„Du liebst mich also, wenn ich grausam bin,“ sprach Wanda, „geh jetzt! — du langweilst mich — hörst du nicht —“

Sie gab mir eine Ohrfeige, daß es mir in dem Auge blitzte und im Ohr läutete.

„Hilf mir in meinen Pelz, Sklave.“

Ich half, so gut ich konnte.

„Wie ungeschickt,“ rief sie, und kaum hatte sie ihn an, schlug sie mich wieder ins Gesicht. Ich fühlte es, wie ich mich entfärbte.

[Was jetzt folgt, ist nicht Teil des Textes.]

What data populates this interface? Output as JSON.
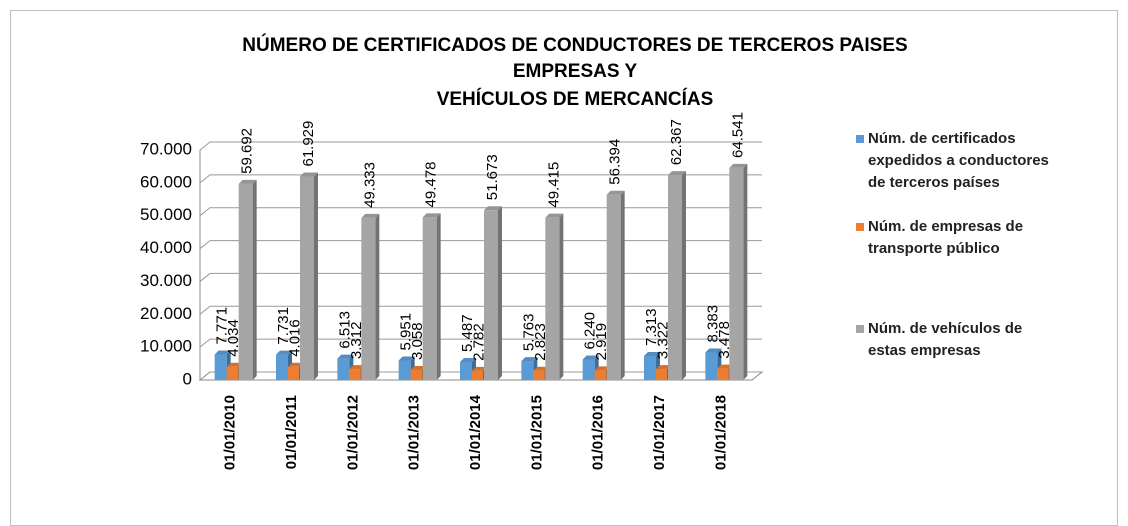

„Habe ich dir weh getan?“ fragte sie und legte die Hand sanft auf mich.

„Nein, nein,“ rief ich.

„Du darfst dich allerdings nicht beklagen, du willst es ja so; nun, gib mir noch einen Kuß.“

Ich schlang die Arme um sie, und ihre Lippen sogen sich an den meinen fest, und wie sie in dem großen, schweren Pelze an meiner Brust lag, hatte ich ein seltsames, beklemmendes Gefühl, wie wenn mich ein wildes Tier, eine Bärin umarmen würde, und mir war es, als müßte ich jetzt ihre Krallen in meinem Fleische fühlen. Aber für diesmal entließ mich die Bärin gnädig.